Le Monde objected to the very existence of this commission, saying that it was a case of the legislative power infringing on the privileges of the judiciary power, and therefore a somehow unconstitutional action. This argument was quite interesting. It was wrong for three reasons: 

  1. Without this Parliamentary commission, the truth on the procedural omissions of the magistrate in charge would have remained unknown, preventing the public to ask whether such omissions were just mistakes resulting from mere sloppiness or expressions of bias.
  2. The existence of parliamentary commission is a recognized procedure, fully accepted by the constitution. 
  3. And rightly so, because it embodies the very principle of “the rule of law“(“état de droit”) by enabling legislators to check out how the laws they have elaborated are applied by magistrates. 

Why — most of all — was the magistrate capable of deciding the murderer would not be submitted to trial. Her argument was that the murderer was under the influence of drugs, at the moment of assassination and the victim of a crisis of temporary madness. But there was a battle between psychiatric experts on the nature of this temporary madness. (“bouffée delirante ,“ a notion that comes from the psychiatric nosography of Magnan, in the XIX century). There was disagreement as to whether a “bouffée delirante” could be diagnosed in retrospect many months later. There was also disagreement as to whether this “bouffée delirante“would exclude responsibility. Yet the court decided there would be no trial. “One does not submit a mad man to trial.” 

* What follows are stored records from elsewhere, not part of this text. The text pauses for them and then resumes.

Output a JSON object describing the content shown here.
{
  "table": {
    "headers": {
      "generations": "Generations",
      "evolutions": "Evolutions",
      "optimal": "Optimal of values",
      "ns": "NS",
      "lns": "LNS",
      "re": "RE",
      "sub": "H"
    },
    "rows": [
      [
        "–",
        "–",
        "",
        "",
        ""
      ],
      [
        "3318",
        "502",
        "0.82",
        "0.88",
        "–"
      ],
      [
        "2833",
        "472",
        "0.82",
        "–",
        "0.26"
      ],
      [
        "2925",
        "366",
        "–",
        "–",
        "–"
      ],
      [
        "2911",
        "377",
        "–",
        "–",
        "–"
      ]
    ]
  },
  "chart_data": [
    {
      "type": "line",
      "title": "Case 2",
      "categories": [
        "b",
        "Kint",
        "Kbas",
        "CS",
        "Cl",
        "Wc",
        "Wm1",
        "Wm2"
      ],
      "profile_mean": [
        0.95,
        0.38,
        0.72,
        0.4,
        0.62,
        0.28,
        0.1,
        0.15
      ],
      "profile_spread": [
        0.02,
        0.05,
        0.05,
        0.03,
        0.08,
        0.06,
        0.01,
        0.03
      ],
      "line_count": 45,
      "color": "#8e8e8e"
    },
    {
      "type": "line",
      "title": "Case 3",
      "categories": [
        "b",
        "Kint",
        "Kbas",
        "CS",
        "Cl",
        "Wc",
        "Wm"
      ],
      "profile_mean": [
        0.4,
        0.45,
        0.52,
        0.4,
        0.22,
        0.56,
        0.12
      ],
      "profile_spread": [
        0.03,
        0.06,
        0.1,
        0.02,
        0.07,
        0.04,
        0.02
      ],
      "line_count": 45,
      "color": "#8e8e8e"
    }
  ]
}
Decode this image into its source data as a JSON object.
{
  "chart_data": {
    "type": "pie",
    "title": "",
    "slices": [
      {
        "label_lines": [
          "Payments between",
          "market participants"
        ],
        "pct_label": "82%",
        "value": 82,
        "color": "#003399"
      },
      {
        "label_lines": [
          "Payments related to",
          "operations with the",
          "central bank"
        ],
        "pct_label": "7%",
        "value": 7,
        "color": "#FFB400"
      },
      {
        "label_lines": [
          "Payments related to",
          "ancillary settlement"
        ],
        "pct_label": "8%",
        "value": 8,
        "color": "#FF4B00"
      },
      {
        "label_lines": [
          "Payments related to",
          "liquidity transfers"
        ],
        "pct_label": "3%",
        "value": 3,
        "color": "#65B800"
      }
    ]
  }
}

Why, in comparison with similar crimes, whose authors were actually submitted to a trial, even when they were under the influence of drugs, and in fact condemned, was it necessary to skip this particular trial? What was the meaning of cancelling the moment of visibility offered by a trial.?

I would suggest in conclusion that these are the kinds of questions that Axel Honneth helps us answer.

Daniel Dayan, has been a fellow of the Marcel Mauss Institute (School of Advanced Study in the Social Sciences) and a professor at the Levinas European Institute. Dayan has been Research director at CNRS-Paris, and a visiting professor at Sciences-Po and the universities of Stanford, Geneva, Tel Aviv, and Oslo. He has also been an Annenberg scholar at the University of Pennsylvania, and for many years a visiting  professor of Sociology at The New School.  He is the author of numerous books and articles, including the classic study, Media Events: The Live Broadcasting of History, co-authored with Elihu Katz.